In this chapter Hugo gives us a more complete view of who the Thenardiers were. He paints portraits of both of them, in all of their damnable details, and then ends the chapter with an explanation of where young Cosette found herself in relation to the two of them. Rather than trey and recap all of this, I’ll share a couple of quotes and then reflect a bit on Cosette’s position and it’s relationship to the themes of the novel as a whole.
As Hugo describes the Thenardiers to us he provides a couple of great summaries that I’ll quote below:
The formidable woman loved nothing but her children and feared no one but her husband. She was a mother because she was a female. But her mother-love was confined to her daughters; it did not, as we shall later see, extend to her son. As for the man, he had only one interest in life, Which was to get rich. In this he had failed.
They were an ugly and dreadful pair, the Thenardiers, a marriage of cunning and fury; but whereas the man calculated and manoeuvered, the woman gave no thought to absent creditors and cared nothing for yesterday or tomorrow, but lived vigorously and wholly in the moment.
So we have this couple, produced by the oppressive and broken society that Hugo has repeatedly turned our attention to, and they are uniquely united in their quest to extract whatever value they can from those they are able to prey on. The man is of a single mind - all of his conniving, scheming, plotting and planning is oriented toward the accumulation of wealth, and up until now, has been a bit of a failing enterprise. The woman is an angry and aggressive individual, only paying attention to the immediate and lacking affection for anyone and everything other than her daughters. Warped and twisted, these two who have suffered under the oppression of an extractive society have been honed into weapons designed to further exploit those they can lure into their grasp.

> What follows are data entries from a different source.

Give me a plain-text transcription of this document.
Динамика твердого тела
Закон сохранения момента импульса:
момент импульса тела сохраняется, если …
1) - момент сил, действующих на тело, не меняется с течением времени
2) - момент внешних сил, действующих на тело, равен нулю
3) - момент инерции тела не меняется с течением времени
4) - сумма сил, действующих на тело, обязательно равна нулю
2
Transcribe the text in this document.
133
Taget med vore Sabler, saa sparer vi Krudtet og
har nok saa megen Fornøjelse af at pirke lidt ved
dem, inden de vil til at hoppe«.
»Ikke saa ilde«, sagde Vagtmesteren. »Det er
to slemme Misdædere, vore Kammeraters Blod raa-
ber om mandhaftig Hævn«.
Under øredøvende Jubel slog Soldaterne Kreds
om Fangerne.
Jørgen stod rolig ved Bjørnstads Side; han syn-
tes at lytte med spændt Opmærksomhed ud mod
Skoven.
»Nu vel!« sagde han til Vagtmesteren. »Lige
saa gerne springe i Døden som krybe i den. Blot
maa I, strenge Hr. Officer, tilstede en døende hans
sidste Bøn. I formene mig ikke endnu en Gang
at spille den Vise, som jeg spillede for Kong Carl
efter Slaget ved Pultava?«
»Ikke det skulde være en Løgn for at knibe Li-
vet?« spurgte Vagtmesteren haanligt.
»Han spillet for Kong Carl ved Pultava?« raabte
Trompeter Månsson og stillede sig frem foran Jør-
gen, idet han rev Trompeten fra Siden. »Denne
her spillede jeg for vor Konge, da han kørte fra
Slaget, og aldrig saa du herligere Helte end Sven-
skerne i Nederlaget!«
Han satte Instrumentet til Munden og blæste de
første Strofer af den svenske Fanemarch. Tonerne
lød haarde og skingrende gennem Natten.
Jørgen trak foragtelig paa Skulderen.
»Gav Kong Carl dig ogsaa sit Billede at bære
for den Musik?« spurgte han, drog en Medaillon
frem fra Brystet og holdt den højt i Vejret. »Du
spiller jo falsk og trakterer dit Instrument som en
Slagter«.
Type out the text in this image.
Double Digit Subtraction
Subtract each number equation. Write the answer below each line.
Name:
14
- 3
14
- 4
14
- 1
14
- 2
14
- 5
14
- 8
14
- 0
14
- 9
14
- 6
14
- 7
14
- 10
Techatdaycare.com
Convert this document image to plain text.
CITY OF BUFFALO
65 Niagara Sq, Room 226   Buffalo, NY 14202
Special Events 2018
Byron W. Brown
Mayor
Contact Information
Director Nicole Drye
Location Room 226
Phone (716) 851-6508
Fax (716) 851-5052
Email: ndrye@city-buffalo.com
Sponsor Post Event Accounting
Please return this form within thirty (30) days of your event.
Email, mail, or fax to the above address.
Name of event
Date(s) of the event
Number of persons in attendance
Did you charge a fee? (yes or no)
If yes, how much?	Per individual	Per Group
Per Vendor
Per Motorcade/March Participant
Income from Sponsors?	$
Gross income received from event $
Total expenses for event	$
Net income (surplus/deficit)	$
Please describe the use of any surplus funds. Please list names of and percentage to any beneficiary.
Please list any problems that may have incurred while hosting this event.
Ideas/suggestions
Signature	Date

These are the pair that Fantine had trusted with the care of young Cosette. How could she have known that the same love and affection she witnessed from Mrs. Thenardier would be reserved only for her own daughters and would leave Cosette out in the cold, or even worse, make Cosette the convenient target for her wrath? How could she have known that Mr. Thenardier would treat Cosette as a tool that received minimal maintenance and was used to maximize the extraction of value? From a place of desperation Fantine had made what seemed to be the best choice available to her, a choice that put Cosette into the middle of a terribly oppressive situation. Hugo describes Cosette’s situation this way:
Cosette existed between the two of them, subject to pressure from either side like a creature that is at once ground between millstones and torn apart by pincers. Each had their own way of treating her. The blows she received came from the woman; the fact that she went barefoot in the winter came from the man. She ran upstairs and down, washed, swept, scrubbed and polished, drudged and gasped for breath, carried heavy burdens and performed arduous tasks, small though she was. There was no mercy to be expected from either mistress or master. The inn was a trap in which she was caught and held, her state of servitude the very pattern of oppression, herself the fly trembling in a spider’s web.
The child endured and said nothing; but what goes on in the souls of those helpless creatures, newly arrived from God, when they find themselves flung naked into the world of men?
That’s the question that awaits us. We see Cosette in this terrible position, her every experience of the world shaped by these twin forces of malevolence and darkness. What will become of her soul? What will happen to her? Will any spark of life be left? Is she fated to become like them herself? What hope of redemption and rescue does she have? These questions bring us back to all that we have seen so far for our characters. Fantine, Javert, Valjean, the Thenardiers themselves - all of these people live within the same corrosive, extractive and oppressive societal milieu and for each one of them the circumstances and responses have been different. Will Cosette meet mercy like Valjean and Fantine? Will she be twisted into a creature of harm like the Thenardiers? Will she set herself up as a guardian of society like Javert?
We have to keep reading to find out!